Show Me: David Lavender on the short story writer’s dilemma

A short story needs motives.

Show Me: David Lavender on the short story writer's dilemmaThe cold tip of Sam’s snub-nosed revolver digs into Madeleine’s back as he muscles her onto the ledge. She watches her cherry-red pump, dangling tenuously from one foot, finally slip and fall to the pavement below. “One more sound from you,” Sam says, “and you’ll end up like that pretty high heel of yours.”

It’s tempting for a short story writer to open the story right in the heart of the action. Crash, bang, guns blazing, lovers screaming. It’s an easy way to hook readers, right? Place them right in the action, and they’ll be forced to keep turning the pages to see what happens next.

So page one has fire. Page one has promise. But what happens when you get to page two?

This is the short story writer’s dilemma, says two-time Pulitzer Prize nominee David Lavender in the August 1942 issue of The Writer. So your main character is in peril. So what? asks the reader.

“The finest fight, the dearest love in all the world means little to the reader” until he or she knows the characters and the motives behind their antics.

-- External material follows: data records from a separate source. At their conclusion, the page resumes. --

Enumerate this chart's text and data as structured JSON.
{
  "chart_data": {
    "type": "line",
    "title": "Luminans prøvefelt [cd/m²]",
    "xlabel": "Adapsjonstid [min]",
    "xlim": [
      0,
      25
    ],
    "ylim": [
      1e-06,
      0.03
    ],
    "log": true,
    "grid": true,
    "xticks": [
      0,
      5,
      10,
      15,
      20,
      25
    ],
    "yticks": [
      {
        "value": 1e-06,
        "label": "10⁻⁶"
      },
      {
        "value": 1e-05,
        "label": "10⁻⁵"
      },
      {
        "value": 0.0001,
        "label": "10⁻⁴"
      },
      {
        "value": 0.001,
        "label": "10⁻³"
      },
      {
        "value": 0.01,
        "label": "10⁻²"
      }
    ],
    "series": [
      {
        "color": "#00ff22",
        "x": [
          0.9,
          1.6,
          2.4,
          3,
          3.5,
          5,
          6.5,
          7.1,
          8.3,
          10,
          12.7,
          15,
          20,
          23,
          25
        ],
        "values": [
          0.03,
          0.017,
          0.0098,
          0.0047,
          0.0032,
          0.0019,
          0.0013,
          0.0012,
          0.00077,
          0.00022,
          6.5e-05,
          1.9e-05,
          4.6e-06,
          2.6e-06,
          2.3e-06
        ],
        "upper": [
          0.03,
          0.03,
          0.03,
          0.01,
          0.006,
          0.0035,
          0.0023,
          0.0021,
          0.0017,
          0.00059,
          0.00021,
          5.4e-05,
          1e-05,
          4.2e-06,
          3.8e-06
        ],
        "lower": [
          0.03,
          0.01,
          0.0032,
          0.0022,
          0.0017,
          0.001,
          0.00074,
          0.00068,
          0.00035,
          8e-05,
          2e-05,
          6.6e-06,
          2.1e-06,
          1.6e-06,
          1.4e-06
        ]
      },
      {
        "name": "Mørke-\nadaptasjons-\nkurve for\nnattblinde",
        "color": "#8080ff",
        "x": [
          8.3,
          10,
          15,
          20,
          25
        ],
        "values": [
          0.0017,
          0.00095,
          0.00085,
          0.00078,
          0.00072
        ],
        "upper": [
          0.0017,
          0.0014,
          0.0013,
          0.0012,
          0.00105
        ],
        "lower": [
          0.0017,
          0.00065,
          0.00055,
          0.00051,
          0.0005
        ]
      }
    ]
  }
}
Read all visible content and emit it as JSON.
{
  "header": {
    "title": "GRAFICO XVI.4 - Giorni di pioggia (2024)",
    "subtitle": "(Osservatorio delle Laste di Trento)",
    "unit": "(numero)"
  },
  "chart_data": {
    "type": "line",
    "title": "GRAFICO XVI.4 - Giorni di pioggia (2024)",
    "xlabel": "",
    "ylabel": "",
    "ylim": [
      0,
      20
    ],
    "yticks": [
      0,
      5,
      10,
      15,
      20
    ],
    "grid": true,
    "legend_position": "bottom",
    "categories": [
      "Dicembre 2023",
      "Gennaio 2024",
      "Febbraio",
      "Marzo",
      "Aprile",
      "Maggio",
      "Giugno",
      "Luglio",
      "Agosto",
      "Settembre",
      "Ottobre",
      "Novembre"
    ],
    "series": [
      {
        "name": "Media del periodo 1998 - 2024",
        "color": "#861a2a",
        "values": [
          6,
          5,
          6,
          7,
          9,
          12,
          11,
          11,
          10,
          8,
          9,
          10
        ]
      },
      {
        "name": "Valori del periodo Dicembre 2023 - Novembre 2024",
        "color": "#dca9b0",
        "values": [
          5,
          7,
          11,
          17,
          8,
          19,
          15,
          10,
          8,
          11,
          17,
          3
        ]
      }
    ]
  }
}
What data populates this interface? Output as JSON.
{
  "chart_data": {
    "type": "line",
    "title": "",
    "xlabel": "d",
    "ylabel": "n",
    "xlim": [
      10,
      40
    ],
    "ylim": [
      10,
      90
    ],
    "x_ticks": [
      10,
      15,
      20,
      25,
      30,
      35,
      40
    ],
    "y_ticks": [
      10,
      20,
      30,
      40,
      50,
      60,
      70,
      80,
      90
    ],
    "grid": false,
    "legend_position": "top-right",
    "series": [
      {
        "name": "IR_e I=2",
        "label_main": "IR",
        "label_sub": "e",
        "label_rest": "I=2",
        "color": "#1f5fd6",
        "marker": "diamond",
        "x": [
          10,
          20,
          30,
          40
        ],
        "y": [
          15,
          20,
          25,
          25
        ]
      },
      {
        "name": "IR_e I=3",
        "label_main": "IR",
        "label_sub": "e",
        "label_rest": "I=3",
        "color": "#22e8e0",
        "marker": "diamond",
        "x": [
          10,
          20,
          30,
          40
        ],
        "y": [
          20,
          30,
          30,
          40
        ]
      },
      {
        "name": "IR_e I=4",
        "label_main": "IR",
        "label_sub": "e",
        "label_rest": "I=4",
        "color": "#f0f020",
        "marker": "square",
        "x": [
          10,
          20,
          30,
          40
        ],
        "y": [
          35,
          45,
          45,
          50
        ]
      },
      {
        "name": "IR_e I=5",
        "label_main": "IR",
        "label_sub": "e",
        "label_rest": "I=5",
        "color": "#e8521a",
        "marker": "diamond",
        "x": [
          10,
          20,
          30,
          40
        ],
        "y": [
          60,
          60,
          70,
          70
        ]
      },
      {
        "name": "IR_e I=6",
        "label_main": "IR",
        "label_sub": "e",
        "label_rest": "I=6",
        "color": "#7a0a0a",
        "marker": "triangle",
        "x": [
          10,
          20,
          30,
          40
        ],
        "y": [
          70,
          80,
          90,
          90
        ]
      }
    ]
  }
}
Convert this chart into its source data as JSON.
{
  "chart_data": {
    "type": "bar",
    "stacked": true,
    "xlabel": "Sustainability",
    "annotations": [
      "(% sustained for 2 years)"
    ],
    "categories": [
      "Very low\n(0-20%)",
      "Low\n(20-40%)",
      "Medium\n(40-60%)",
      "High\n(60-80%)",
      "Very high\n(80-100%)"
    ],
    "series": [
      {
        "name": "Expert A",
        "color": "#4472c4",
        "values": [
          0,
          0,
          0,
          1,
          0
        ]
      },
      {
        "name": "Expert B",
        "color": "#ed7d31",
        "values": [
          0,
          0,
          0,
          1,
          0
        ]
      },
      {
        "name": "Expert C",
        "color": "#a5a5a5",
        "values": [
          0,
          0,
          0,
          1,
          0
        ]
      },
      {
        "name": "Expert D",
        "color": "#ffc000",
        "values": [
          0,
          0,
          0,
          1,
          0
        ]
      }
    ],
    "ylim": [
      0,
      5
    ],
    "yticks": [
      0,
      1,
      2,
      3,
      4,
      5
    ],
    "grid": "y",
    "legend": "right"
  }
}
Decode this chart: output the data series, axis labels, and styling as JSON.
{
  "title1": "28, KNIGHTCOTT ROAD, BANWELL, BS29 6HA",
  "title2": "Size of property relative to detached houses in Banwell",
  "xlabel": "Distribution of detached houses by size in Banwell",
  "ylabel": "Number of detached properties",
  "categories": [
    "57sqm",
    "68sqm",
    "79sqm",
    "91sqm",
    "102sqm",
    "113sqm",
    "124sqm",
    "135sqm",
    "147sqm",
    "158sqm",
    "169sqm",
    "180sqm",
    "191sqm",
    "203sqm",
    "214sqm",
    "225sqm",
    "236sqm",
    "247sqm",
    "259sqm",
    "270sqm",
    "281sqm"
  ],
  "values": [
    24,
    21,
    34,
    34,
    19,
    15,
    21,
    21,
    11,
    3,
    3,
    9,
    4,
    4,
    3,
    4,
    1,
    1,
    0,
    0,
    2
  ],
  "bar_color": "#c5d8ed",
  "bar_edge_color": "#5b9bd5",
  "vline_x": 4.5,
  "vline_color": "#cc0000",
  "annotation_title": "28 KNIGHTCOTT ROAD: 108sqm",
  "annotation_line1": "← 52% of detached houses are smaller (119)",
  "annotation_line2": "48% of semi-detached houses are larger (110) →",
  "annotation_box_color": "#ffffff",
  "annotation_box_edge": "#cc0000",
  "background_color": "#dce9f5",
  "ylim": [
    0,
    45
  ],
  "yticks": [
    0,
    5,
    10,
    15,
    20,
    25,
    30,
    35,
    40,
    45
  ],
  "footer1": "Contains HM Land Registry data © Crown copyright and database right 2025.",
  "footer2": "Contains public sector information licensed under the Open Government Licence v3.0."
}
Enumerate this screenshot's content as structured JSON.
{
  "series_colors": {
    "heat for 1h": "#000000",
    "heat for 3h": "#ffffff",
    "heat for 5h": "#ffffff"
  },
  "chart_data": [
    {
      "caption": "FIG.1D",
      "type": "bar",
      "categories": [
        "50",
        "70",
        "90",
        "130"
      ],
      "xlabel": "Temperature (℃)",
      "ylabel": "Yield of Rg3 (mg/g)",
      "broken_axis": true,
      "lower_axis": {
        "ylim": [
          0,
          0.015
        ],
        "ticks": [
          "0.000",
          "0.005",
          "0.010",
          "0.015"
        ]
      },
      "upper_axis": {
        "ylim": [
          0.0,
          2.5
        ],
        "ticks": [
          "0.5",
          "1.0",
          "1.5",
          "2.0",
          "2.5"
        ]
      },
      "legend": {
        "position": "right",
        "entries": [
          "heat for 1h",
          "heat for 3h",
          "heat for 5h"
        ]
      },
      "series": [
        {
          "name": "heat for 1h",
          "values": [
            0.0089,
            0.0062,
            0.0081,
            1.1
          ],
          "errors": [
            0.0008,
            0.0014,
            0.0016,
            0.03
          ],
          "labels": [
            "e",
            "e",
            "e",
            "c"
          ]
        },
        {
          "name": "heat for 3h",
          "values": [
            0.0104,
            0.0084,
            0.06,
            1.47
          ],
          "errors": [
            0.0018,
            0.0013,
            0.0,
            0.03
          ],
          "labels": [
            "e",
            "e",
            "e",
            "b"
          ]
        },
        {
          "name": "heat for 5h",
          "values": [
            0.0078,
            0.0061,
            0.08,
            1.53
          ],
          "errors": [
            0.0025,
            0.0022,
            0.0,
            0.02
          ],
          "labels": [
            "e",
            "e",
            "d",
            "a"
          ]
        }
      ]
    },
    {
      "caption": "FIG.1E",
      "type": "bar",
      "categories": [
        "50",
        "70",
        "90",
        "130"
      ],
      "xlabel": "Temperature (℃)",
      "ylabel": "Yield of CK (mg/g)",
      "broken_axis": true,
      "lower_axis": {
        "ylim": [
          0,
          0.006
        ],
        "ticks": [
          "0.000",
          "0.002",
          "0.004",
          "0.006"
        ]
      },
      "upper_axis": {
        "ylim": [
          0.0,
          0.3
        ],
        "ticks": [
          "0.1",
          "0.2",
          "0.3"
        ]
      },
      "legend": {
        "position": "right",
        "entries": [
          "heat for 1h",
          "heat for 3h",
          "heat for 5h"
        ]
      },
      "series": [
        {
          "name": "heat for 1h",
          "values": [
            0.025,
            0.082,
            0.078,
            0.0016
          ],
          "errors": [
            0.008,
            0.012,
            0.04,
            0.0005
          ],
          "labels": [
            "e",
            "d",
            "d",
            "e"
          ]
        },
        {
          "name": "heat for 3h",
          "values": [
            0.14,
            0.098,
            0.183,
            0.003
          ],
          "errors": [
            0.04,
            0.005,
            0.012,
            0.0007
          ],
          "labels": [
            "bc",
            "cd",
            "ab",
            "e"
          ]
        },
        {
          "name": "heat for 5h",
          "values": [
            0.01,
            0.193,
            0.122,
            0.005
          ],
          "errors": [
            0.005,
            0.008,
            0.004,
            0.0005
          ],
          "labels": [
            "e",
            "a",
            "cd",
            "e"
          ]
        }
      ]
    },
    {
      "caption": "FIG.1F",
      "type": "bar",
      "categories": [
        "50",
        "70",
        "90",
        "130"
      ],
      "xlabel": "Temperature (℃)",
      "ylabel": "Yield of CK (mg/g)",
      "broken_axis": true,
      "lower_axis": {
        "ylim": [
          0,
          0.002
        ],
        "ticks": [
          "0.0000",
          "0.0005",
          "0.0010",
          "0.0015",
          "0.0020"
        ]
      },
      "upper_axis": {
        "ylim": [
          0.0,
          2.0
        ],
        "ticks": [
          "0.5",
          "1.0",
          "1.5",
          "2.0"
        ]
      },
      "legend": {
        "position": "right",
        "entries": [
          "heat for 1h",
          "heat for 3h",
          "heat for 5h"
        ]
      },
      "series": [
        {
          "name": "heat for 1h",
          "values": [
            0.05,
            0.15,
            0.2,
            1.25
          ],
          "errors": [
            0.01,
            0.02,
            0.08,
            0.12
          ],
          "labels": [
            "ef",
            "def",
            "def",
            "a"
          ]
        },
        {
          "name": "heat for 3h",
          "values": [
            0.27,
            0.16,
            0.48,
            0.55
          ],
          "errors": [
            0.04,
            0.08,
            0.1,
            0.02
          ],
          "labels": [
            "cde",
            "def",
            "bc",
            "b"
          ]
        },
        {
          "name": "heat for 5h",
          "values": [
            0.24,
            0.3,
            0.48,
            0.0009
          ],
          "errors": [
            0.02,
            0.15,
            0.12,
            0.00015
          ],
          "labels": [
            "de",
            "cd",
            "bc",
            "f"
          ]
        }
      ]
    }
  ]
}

Although the height of conflict may be the most exciting part for the writer, your readers haven’t yet been given a reason to care if your character lives or dies. You could halt the action and take your readers down memory lane via a flashback, but then writers are often forced to use past perfect tense – and “nothing so stultifies the active flow of narrative as does the frequent repetition of that three letter word ‘had.’”

Here’s what Lavender suggests: Instead of using the beginning of your story to set up the plot, use it to set it up the stakes. Instead of starting at the height of conflict, start at the height of desire.

“You need not worry about being dull if you can present within the first few hundred words a definite character in the grip of a definite emotion,” Lavender says.

But introducing a character and his motives to an audience must be done deftly and without explanation. For example, if setting up a boy-loves-girl story, Lavender says, “I must show the boy immediately engaged in wanting the girl. I must do it with unobtrusive little touches. I must bring it out through the way he acts and what he says, being at all times careful not to let the reader guess that he is having something explained to him.”

In other words? Show, don’t tell: Fiction fans don’t want to hear about desire. They want to see it; they want to feel it.

So start your story again. Find out what your characters want most of all, and begin your story there. Cut to the heart of their desires and work outward into your plot. And resist the urge to tell your readers everything: Have faith in their ability to connect the dots.

“Never underestimate the reader’s imagination. It is more powerful than all your fine writing,” Lavender says. “True skill consists in inspiring, rather than in substituting yourself for it.”

Nicki Porter is an associate editor at The Writer. She believes Sam and Madeleine are now happily married and living in a double-wide in Nebraska. They have two cats.